We recommend all users read the paper (https://elifesciences.org/articles/54507) before using Locator to get an idea of when and how it can fail. In general, location prediction works better in populations with less dispersal and datasets with more SNPs. When run on populations with too much dispersal or too little data, Locator tends to predict the middle of the distribution of training points. This behavior can also occur when a species is strongly structured in only one direction -- for example, if there is a strong north-south cline in allele frequencies but no east-west variation, Locator will typically generate accurate latitude predictions but will guess the middle of the longitudinal range of training points.

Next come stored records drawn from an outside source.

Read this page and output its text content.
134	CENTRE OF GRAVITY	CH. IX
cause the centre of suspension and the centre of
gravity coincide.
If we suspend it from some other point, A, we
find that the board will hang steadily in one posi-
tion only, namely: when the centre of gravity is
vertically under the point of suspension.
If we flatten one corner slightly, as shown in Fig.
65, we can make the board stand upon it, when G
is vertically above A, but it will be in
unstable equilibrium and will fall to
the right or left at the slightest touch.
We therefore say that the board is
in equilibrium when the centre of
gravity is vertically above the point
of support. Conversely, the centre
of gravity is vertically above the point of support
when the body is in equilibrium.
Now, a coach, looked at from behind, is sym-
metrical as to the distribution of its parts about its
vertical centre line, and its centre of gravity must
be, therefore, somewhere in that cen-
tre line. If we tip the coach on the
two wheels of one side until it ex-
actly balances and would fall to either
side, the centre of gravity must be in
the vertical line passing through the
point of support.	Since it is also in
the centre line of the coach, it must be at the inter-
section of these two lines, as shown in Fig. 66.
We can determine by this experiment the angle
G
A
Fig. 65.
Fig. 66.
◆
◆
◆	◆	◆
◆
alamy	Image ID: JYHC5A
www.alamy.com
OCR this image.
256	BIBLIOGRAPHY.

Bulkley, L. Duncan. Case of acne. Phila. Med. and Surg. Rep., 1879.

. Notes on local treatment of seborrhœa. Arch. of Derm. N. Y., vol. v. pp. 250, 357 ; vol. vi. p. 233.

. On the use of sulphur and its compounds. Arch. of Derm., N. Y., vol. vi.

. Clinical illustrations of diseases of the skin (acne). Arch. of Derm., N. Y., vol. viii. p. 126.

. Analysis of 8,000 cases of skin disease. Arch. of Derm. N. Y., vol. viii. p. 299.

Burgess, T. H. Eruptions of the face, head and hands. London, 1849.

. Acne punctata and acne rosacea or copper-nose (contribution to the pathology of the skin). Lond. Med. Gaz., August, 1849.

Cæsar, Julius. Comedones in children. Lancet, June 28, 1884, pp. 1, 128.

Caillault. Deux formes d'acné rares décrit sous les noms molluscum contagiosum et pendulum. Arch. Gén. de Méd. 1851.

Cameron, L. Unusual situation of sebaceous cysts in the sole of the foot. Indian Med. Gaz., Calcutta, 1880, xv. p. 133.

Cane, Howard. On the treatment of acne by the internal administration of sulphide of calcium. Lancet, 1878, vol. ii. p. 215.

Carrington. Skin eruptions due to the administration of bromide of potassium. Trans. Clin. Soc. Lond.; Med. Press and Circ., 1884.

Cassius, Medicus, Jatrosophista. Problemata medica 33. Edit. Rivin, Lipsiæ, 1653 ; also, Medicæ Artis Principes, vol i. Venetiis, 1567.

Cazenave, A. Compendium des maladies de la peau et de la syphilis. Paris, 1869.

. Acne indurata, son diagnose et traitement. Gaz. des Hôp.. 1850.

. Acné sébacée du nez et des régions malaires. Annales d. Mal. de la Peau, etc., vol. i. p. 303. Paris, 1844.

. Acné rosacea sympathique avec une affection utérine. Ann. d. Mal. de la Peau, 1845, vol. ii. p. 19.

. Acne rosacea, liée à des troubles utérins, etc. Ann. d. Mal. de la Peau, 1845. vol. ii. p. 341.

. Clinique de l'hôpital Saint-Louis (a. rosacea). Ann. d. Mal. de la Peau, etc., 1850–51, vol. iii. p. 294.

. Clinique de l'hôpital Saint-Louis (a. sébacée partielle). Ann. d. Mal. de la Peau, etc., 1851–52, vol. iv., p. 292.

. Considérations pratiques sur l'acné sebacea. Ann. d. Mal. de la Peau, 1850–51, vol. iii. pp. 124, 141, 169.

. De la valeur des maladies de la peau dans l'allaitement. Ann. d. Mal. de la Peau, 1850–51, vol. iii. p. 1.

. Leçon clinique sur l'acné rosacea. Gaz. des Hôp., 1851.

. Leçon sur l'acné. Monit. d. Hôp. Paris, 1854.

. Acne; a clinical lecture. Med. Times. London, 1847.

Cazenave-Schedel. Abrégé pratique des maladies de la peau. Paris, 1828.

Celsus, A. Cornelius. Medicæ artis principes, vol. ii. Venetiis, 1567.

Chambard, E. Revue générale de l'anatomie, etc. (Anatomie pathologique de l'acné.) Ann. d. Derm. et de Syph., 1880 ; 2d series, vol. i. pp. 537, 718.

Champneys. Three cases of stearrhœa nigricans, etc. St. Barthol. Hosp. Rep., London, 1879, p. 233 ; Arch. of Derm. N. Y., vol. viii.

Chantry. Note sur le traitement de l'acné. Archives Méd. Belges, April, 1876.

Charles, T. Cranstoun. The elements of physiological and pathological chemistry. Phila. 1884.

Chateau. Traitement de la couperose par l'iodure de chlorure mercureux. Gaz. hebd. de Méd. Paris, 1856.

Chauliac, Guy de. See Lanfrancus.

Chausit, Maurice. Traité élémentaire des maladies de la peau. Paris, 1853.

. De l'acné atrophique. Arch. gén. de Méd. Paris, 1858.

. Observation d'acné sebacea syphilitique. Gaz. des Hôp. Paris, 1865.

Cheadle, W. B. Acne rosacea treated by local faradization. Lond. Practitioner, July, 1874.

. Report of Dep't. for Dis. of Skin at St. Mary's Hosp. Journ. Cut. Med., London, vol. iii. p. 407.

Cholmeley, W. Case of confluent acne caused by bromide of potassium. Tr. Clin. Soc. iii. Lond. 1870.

The best way to diagnose these failures is to note the validation performance statistics printed to screen at the end of each Locator training run:

predicting locations...
R2(x)=0.9484760204379148
R2(y)=0.9596984359743175
mean validation error 3.7585447303960313
median validation error 3.3019781150072984

run time 0.6170202493667603 minutes

These values describe the correlation between predicted and true locations in each dimension for the set of validation samples used during model training. If one or both of the R^2 numbers is low, expect predictions on that dimension to collapse towards the mean. In our tests, error on the test set is typically very similar to that on the validation set, so the validation errors printed here should also give you a rough estimate of how far off predictions should be in your dataset.

License

This software is available free for all non-commercial use under the non-profit open software license v 3.0 (see LICENSE.txt).